Olson’s most recent book, Bathsheba’s Breast: Women, Cancer and History, (Johns Hopkins University Press; $24.95), focuses on a deeply personal topic with compelling results. Through Olson’s powerful narrative – the author lost his left hand and forearm to cancer while writing Bathsheba’s Breast – the reader bears witness to the heroic stories of countless women, including Louis XIV’s mother, John Adams’ only daughter and former first lady Betty Ford. For fathers, husbands and sons, Olson’s breast cancer history presents a fresh and original perspective.
For cable news junkies, the timely Six Days of War: June 1967 and the Making of the Modern Middle East by historian Michael B. Oren (Ballantine; $16.95) provides a straightforward analysis of the Six Day War, in which Israel’s Arab neighbor-nations united against the Jewish state and lost.
“Rarely in modern times has so short and localized a conflict had such prolonged, global consequences,” Oren writes. Taking a tactful approach, Oren rattles off the legacy of the Six Day War: the Yom Kippur War in 1973, the Munich Olympics massacre, Black September, and the Camp David and Oslo Accords. Oren’s book reads like a Mideast primer, putting younger faces on familiar names – and reminding readers about causal connections.

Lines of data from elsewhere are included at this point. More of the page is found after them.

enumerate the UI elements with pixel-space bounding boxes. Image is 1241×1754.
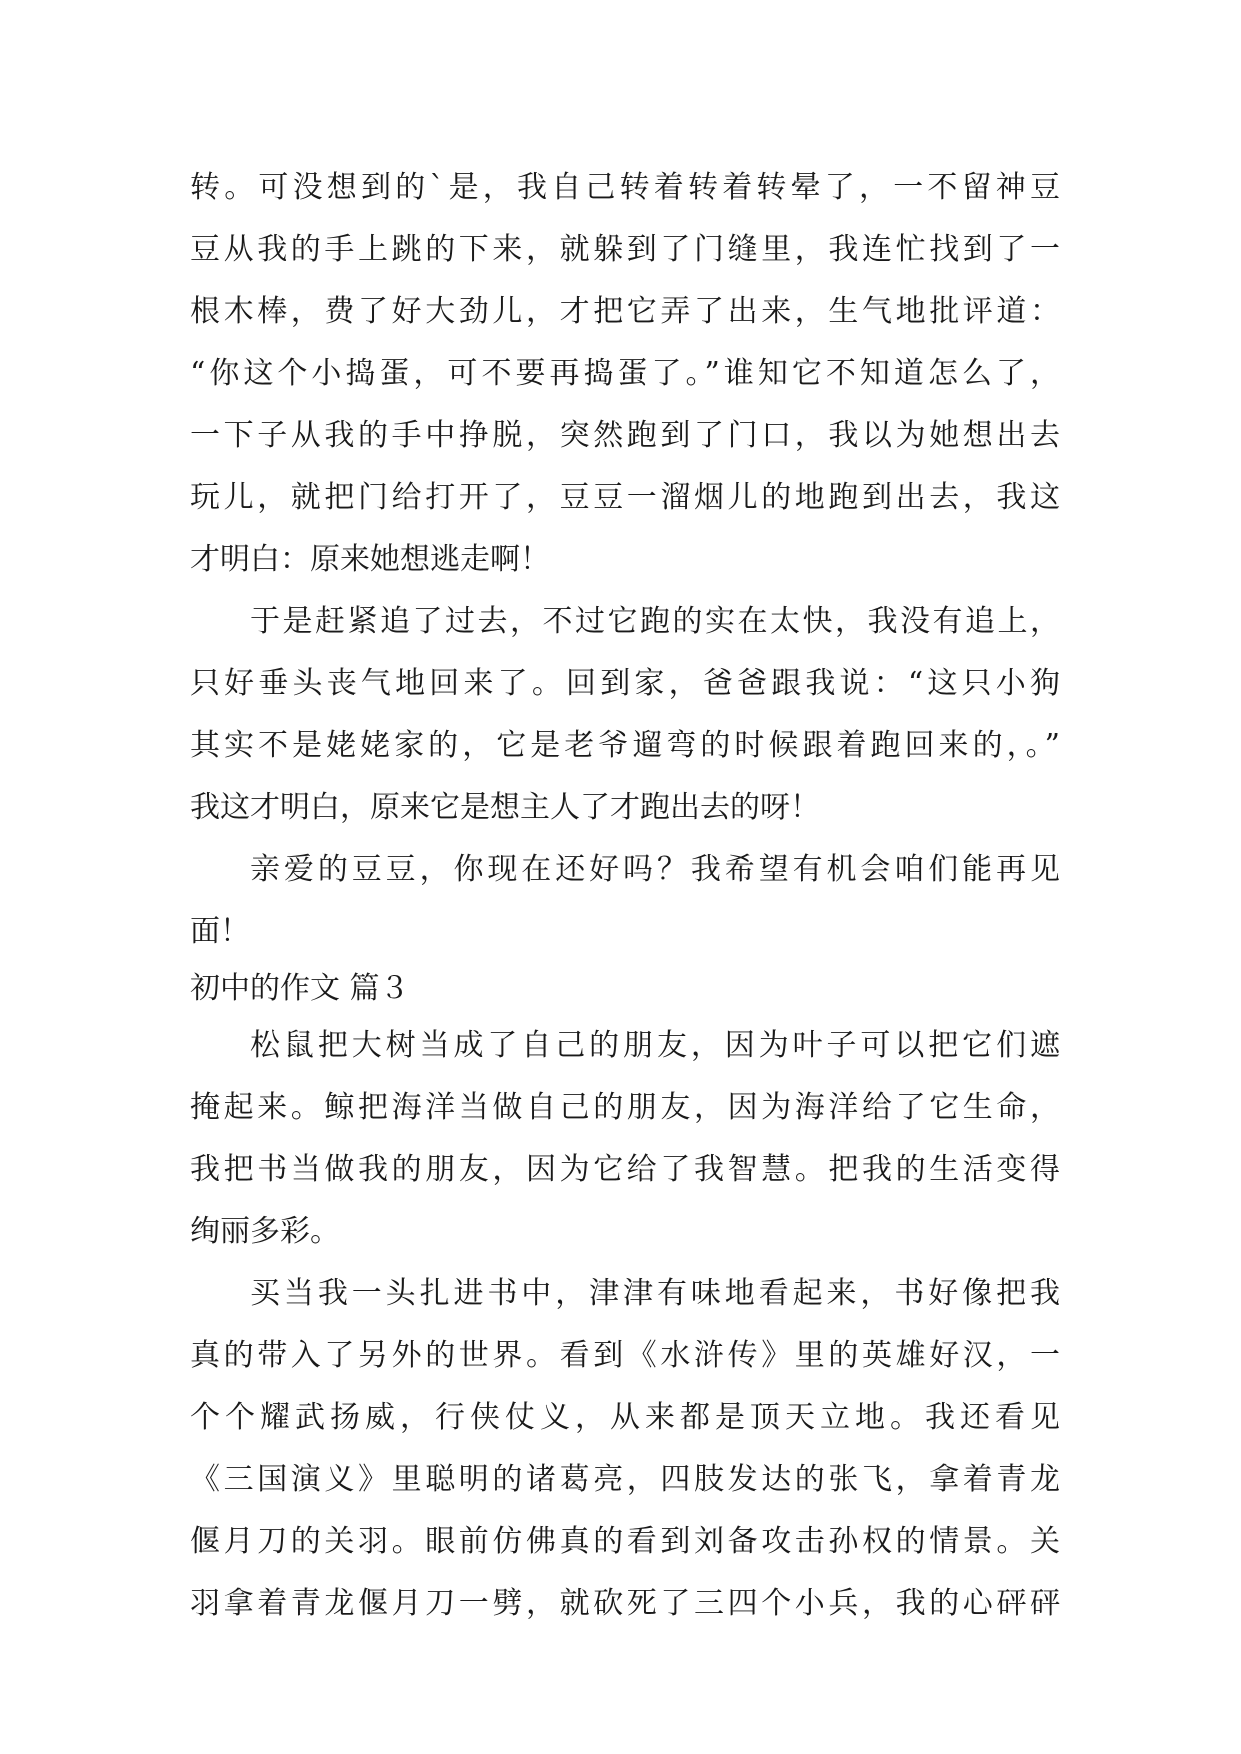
text-line: 亲爱的豆豆，你现在还好吗？我希望有机会咱们能再见 <box>250 852 1060 887</box>
text-line: 玩儿，就把门给打开了，豆豆一溜烟儿的地跑到出去，我这 <box>190 480 1060 515</box>
text-line: 转。可没想到的`是，我自己转着转着转晕了，一不留神豆 <box>190 170 1060 205</box>
text-line: 根木棒，费了好大劲儿，才把它弄了出来，生气地批评道： <box>190 294 1060 329</box>
text-line: 真的带入了另外的世界。看到《水浒传》里的英雄好汉，一 <box>190 1338 1060 1373</box>
text-line: 掩起来。鲸把海洋当做自己的朋友，因为海洋给了它生命， <box>190 1090 1060 1125</box>
section-heading: 初中的作文 篇３ <box>190 971 410 1006</box>
text-line: 一下子从我的手中挣脱，突然跑到了门口，我以为她想出去 <box>190 418 1060 453</box>
text-line: “你这个小捣蛋，可不要再捣蛋了。”谁知它不知道怎么了， <box>190 356 1060 391</box>
text-line: 羽拿着青龙偃月刀一劈，就砍死了三四个小兵，我的心砰砰 <box>190 1586 1060 1621</box>
text-line: 才明白：原来她想逃走啊！ <box>190 542 550 577</box>
text-line: 买当我一头扎进书中，津津有味地看起来，书好像把我 <box>250 1276 1060 1311</box>
document-body <box>190 157 1060 1635</box>
text-line: 绚丽多彩。 <box>190 1214 340 1249</box>
text-line: 只好垂头丧气地回来了。回到家，爸爸跟我说：“这只小狗 <box>190 666 1060 701</box>
text-line: 于是赶紧追了过去，不过它跑的实在太快，我没有追上， <box>250 604 1060 639</box>
text-line: 面！ <box>190 914 250 949</box>
text-line: 豆从我的手上跳的下来，就躲到了门缝里，我连忙找到了一 <box>190 232 1060 267</box>
text-line: 我这才明白，原来它是想主人了才跑出去的呀！ <box>190 790 820 825</box>
text-line: 偃月刀的关羽。眼前仿佛真的看到刘备攻击孙权的情景。关 <box>190 1524 1060 1559</box>
text-line: 个个耀武扬威，行侠仗义，从来都是顶天立地。我还看见 <box>190 1400 1060 1435</box>
text-line: 我把书当做我的朋友，因为它给了我智慧。把我的生活变得 <box>190 1152 1060 1187</box>
text-line: 其实不是姥姥家的，它是老爷遛弯的时候跟着跑回来的，。” <box>190 728 1060 763</box>
text-line: 《三国演义》里聪明的诸葛亮，四肢发达的张飞，拿着青龙 <box>190 1462 1060 1497</box>
text-line: 松鼠把大树当成了自己的朋友，因为叶子可以把它们遮 <box>250 1028 1060 1063</box>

Oren’s opening chapter, describing a New Year’s Eve 1964 terrorist operation, is an eerie preamble to today’s headlines: “The leader of al-Fatah, a 35-year-old former engineer from Gaza named Yasser Arafat, issues a victorious communique extolling … the duty of Jihad (holy war) and … the dreams of revolutionary Arabs from the Atlantic Ocean to the Gulf.”
Few dads will be able to resist the nostalgic fun of Airlines Remembered (Midland Publishing; $ 24.95) by B.I. Hengi. From Braniff to Pan Am and ValuJet, each bygone airline is carefully chronicled from its inception to its cease of operations, complete with color photographs, important dates and routes, aircrafts used and types of aviation service.
Though occasionally skimpy on the facts – financially devastating plane crashes such as Pan Am 103 in 1988 are scarcely mentioned – there are bound to be a few of dad’s childhood favorites among the colorful pages.
Dads who like to read to the kids – or to the grandchildren – might like to have the colorful You and Your Dad (Whispering Coyote Press; $14.95) by Lou Alpert (a writer, artist and mother of seven). Alpert’s cheerful rhymes overcome the limitations of her plain illustrations: “What kind of dad spends time with you?/ Where does he work? What does he do?/ Does he work in an office that reaches the sky?/ Does he wear overalls or a coat and a tie?”
Roger Rueff shares Fifty Things I Want My Son to Know (Andrews McMeel; $9.95), which isn’t always as sappy as it sounds. Among the highlights is Thing 32: “That he needs no one’s approval. Not even mine.”